1. Cell Phones: Generally meeting participants have a disdain for people talking on their cellphones in meetings. People are encouraged to “take it outside” to continue their conversations. Reading e-mail in usually tolerated, but in many cases all electronic devices are to be turned off.
2. Laptop Computers: This is a recent addition and one that can be very obtrusive to others. If the whole room has laptops, the units are tolerated, but usually the covers are to be closed when the meeting is running and someone is speaking. If only one or two people have laptops, the attitude can be more devisive. The big problem is that the screens block eye to eye contact and the keys make noise when typing.
3. IPads: This is a new phenomenon and is much less obtrusive to participants. Using a smart cover or prop cover, the units are set at a viewing angle that works for the user, but does not block eye to eye contact. It’s similar to someone taking notes on a paper notepad. If the user has to type, it’s just fingers against a glass screen. The built in clicking sound can be turned off, so taking notes is almost silent.
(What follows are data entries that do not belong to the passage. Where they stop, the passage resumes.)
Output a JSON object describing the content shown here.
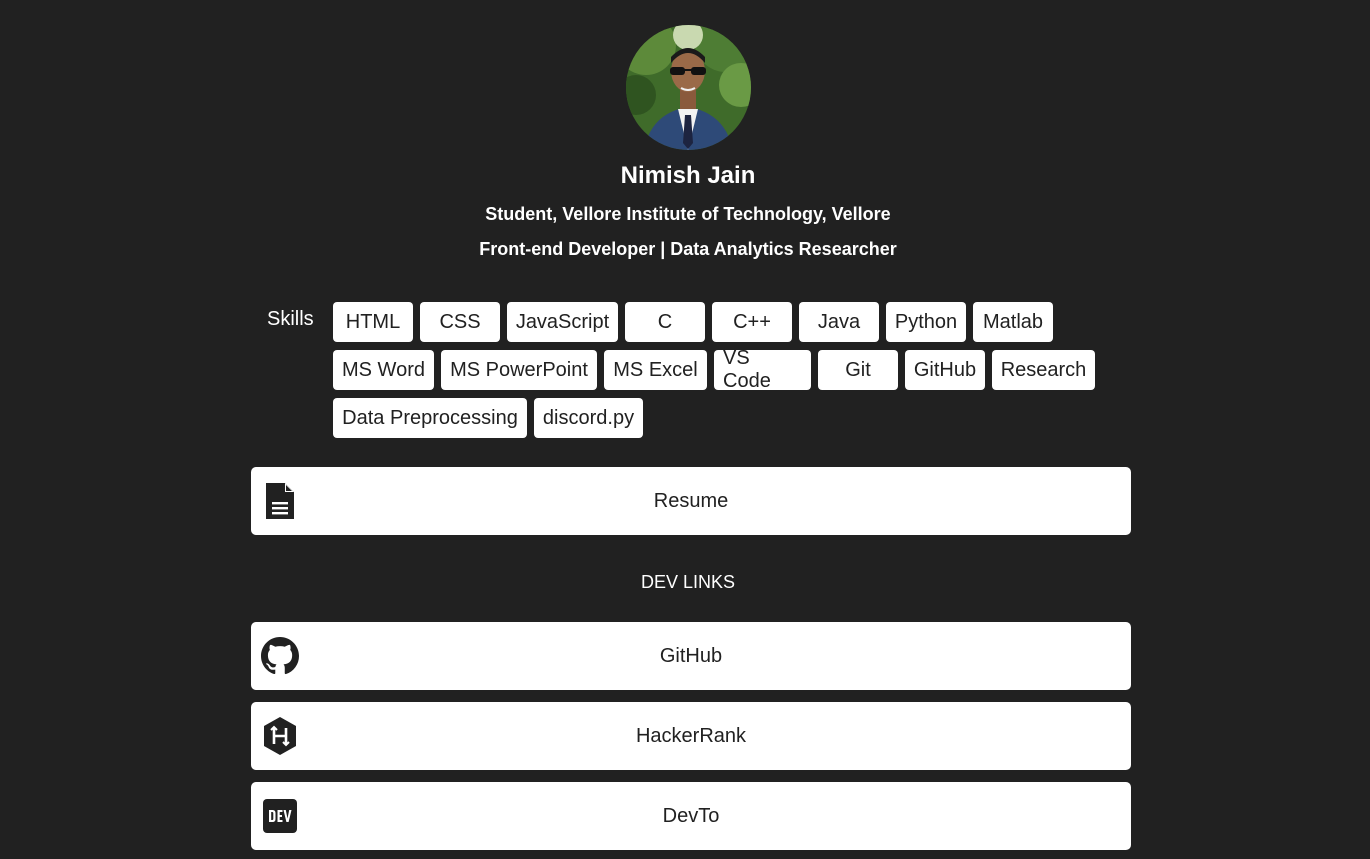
{
  "profile": {
    "name": "Nimish Jain",
    "subtitle_1": "Student, Vellore Institute of Technology, Vellore",
    "subtitle_2": "Front-end Developer | Data Analytics Researcher"
  },
  "skills": {
    "label": "Skills",
    "items": [
      "HTML",
      "CSS",
      "JavaScript",
      "C",
      "C++",
      "Java",
      "Python",
      "Matlab",
      "MS Word",
      "MS PowerPoint",
      "MS Excel",
      "VS Code",
      "Git",
      "GitHub",
      "Research",
      "Data Preprocessing",
      "discord.py"
    ]
  },
  "resume": {
    "label": "Resume",
    "icon": "document-icon"
  },
  "dev_links": {
    "heading": "DEV LINKS",
    "items": [
      {
        "label": "GitHub",
        "icon": "github-icon"
      },
      {
        "label": "HackerRank",
        "icon": "hackerrank-icon"
      },
      {
        "label": "DevTo",
        "icon": "devto-icon"
      }
    ]
  },
  "colors": {
    "background": "#212121",
    "card": "#ffffff",
    "text_dark": "#212121",
    "text_light": "#ffffff"
  }
}
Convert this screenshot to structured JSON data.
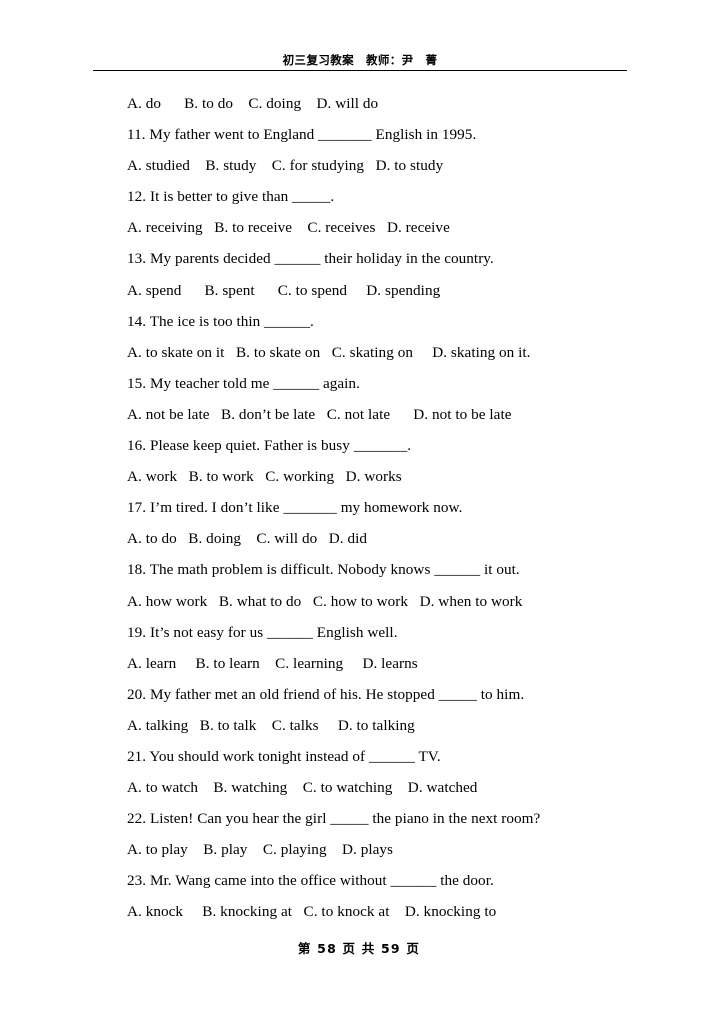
{
  "header": {
    "text": "初三复习教案　教师：尹　菁"
  },
  "footer": {
    "text": "第 58 页 共 59 页",
    "current_page": 58,
    "total_pages": 59
  },
  "body": {
    "lines": [
      {
        "type": "options",
        "text": "A. do      B. to do    C. doing    D. will do"
      },
      {
        "type": "question",
        "text": "11. My father went to England _______ English in 1995."
      },
      {
        "type": "options",
        "text": "A. studied    B. study    C. for studying   D. to study"
      },
      {
        "type": "question",
        "text": "12. It is better to give than _____."
      },
      {
        "type": "options",
        "text": "A. receiving   B. to receive    C. receives   D. receive"
      },
      {
        "type": "question",
        "text": "13. My parents decided ______ their holiday in the country."
      },
      {
        "type": "options",
        "text": "A. spend      B. spent      C. to spend     D. spending"
      },
      {
        "type": "question",
        "text": "14. The ice is too thin ______."
      },
      {
        "type": "options",
        "text": "A. to skate on it   B. to skate on   C. skating on     D. skating on it."
      },
      {
        "type": "question",
        "text": "15. My teacher told me ______ again."
      },
      {
        "type": "options",
        "text": "A. not be late   B. don’t be late   C. not late      D. not to be late"
      },
      {
        "type": "question",
        "text": "16. Please keep quiet. Father is busy _______."
      },
      {
        "type": "options",
        "text": "A. work   B. to work   C. working   D. works"
      },
      {
        "type": "question",
        "text": "17. I’m tired. I don’t like _______ my homework now."
      },
      {
        "type": "options",
        "text": "A. to do   B. doing    C. will do   D. did"
      },
      {
        "type": "question",
        "text": "18. The math problem is difficult. Nobody knows ______ it out."
      },
      {
        "type": "options",
        "text": "A. how work   B. what to do   C. how to work   D. when to work"
      },
      {
        "type": "question",
        "text": "19. It’s not easy for us ______ English well."
      },
      {
        "type": "options",
        "text": "A. learn     B. to learn    C. learning     D. learns"
      },
      {
        "type": "question",
        "text": "20. My father met an old friend of his. He stopped _____ to him."
      },
      {
        "type": "options",
        "text": "A. talking   B. to talk    C. talks     D. to talking"
      },
      {
        "type": "question",
        "text": "21. You should work tonight instead of ______ TV."
      },
      {
        "type": "options",
        "text": "A. to watch    B. watching    C. to watching    D. watched"
      },
      {
        "type": "question",
        "text": "22. Listen! Can you hear the girl _____ the piano in the next room?"
      },
      {
        "type": "options",
        "text": "A. to play    B. play    C. playing    D. plays"
      },
      {
        "type": "question",
        "text": "23. Mr. Wang came into the office without ______ the door."
      },
      {
        "type": "options",
        "text": "A. knock     B. knocking at   C. to knock at    D. knocking to"
      }
    ],
    "questions": [
      {
        "number": 11,
        "stem": "My father went to England _______ English in 1995.",
        "options": [
          "A. studied",
          "B. study",
          "C. for studying",
          "D. to study"
        ]
      },
      {
        "number": 12,
        "stem": "It is better to give than _____.",
        "options": [
          "A. receiving",
          "B. to receive",
          "C. receives",
          "D. receive"
        ]
      },
      {
        "number": 13,
        "stem": "My parents decided ______ their holiday in the country.",
        "options": [
          "A. spend",
          "B. spent",
          "C. to spend",
          "D. spending"
        ]
      },
      {
        "number": 14,
        "stem": "The ice is too thin ______.",
        "options": [
          "A. to skate on it",
          "B. to skate on",
          "C. skating on",
          "D. skating on it."
        ]
      },
      {
        "number": 15,
        "stem": "My teacher told me ______ again.",
        "options": [
          "A. not be late",
          "B. don’t be late",
          "C. not late",
          "D. not to be late"
        ]
      },
      {
        "number": 16,
        "stem": "Please keep quiet. Father is busy _______.",
        "options": [
          "A. work",
          "B. to work",
          "C. working",
          "D. works"
        ]
      },
      {
        "number": 17,
        "stem": "I’m tired. I don’t like _______ my homework now.",
        "options": [
          "A. to do",
          "B. doing",
          "C. will do",
          "D. did"
        ]
      },
      {
        "number": 18,
        "stem": "The math problem is difficult. Nobody knows ______ it out.",
        "options": [
          "A. how work",
          "B. what to do",
          "C. how to work",
          "D. when to work"
        ]
      },
      {
        "number": 19,
        "stem": "It’s not easy for us ______ English well.",
        "options": [
          "A. learn",
          "B. to learn",
          "C. learning",
          "D. learns"
        ]
      },
      {
        "number": 20,
        "stem": "My father met an old friend of his. He stopped _____ to him.",
        "options": [
          "A. talking",
          "B. to talk",
          "C. talks",
          "D. to talking"
        ]
      },
      {
        "number": 21,
        "stem": "You should work tonight instead of ______ TV.",
        "options": [
          "A. to watch",
          "B. watching",
          "C. to watching",
          "D. watched"
        ]
      },
      {
        "number": 22,
        "stem": "Listen! Can you hear the girl _____ the piano in the next room?",
        "options": [
          "A. to play",
          "B. play",
          "C. playing",
          "D. plays"
        ]
      },
      {
        "number": 23,
        "stem": "Mr. Wang came into the office without ______ the door.",
        "options": [
          "A. knock",
          "B. knocking at",
          "C. to knock at",
          "D. knocking to"
        ]
      }
    ],
    "partial_first_line_options": [
      "A. do",
      "B. to do",
      "C. doing",
      "D. will do"
    ]
  }
}
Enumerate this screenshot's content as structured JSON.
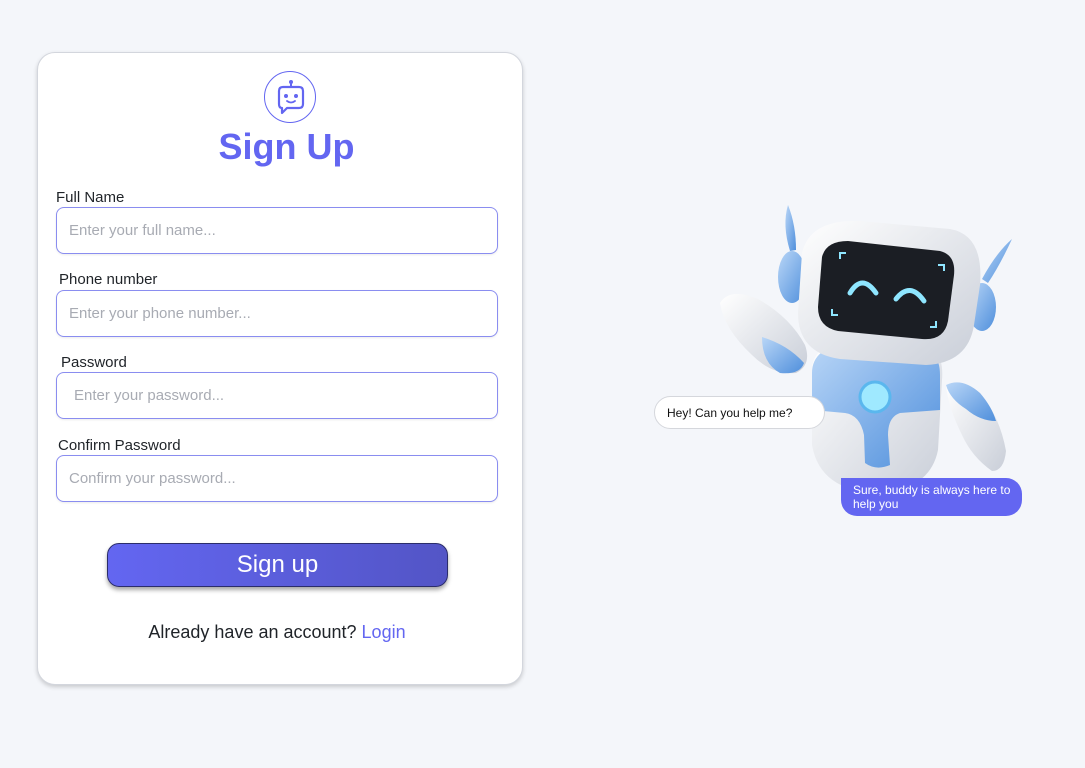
{
  "form": {
    "title": "Sign Up",
    "fields": [
      {
        "label": "Full Name",
        "placeholder": "Enter your full name...",
        "value": ""
      },
      {
        "label": "Phone number",
        "placeholder": "Enter your phone number...",
        "value": ""
      },
      {
        "label": "Password",
        "placeholder": "Enter your password...",
        "value": ""
      },
      {
        "label": "Confirm Password",
        "placeholder": "Confirm your password...",
        "value": ""
      }
    ],
    "submit_label": "Sign up",
    "account_prompt": "Already have an account? ",
    "login_label": "Login"
  },
  "chat": {
    "user_message": "Hey! Can you help me?",
    "bot_message": "Sure, buddy is always here to help you"
  },
  "icons": {
    "logo": "robot-chat-icon",
    "illustration": "robot-mascot-icon"
  },
  "colors": {
    "accent": "#6366f1",
    "background": "#f4f6fa"
  }
}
Having used all three devices in a meeting environment, I can honestly say the iPad beats the others hands down. I can see the screen at all times, yet it doesn’t impead my vision for other participants. It actually just feels like an electronic notepad. With the screen clicker turned off, I can take notes effortlessly, and use a program like Evernote to synchronize my notes with my desktop PC.
Using the built in cameras with Evernote allows me to capture whiteboard diagrams and take a picture of meeting notes, products, or charts. When I get back to my office, my notes and photos are ready for follow up. I can create a document to pass along the information to my users in just minutes.
Evernote also has audio capture for long lectures. While I could do many of these things with a laptop, the tall screen is like a wall between me and the other participants. It is a barrier to good communication. The iPad is a much friendlier tool in a meeting environment.
In the future I can see many offices giving their users iPads or other tablet devices. Using an iPad with an Apple TV, users could easily send video clips or keynote presentations from their seat to a big screen TV or projector in a boardroom with just a single click.
While we are in the early infancy of tablet devices, their form factor leads to all sorts of novel uses. For me, the iPad has replaced the notebook (either paper or electronic) in my daily routine. The cool thing is, people can really customize their smart covers to set themselves apart. You can even put your name inside your smart cover to make a name badge that others can see. Cool!
Question: What clever uses do you see for an iPad?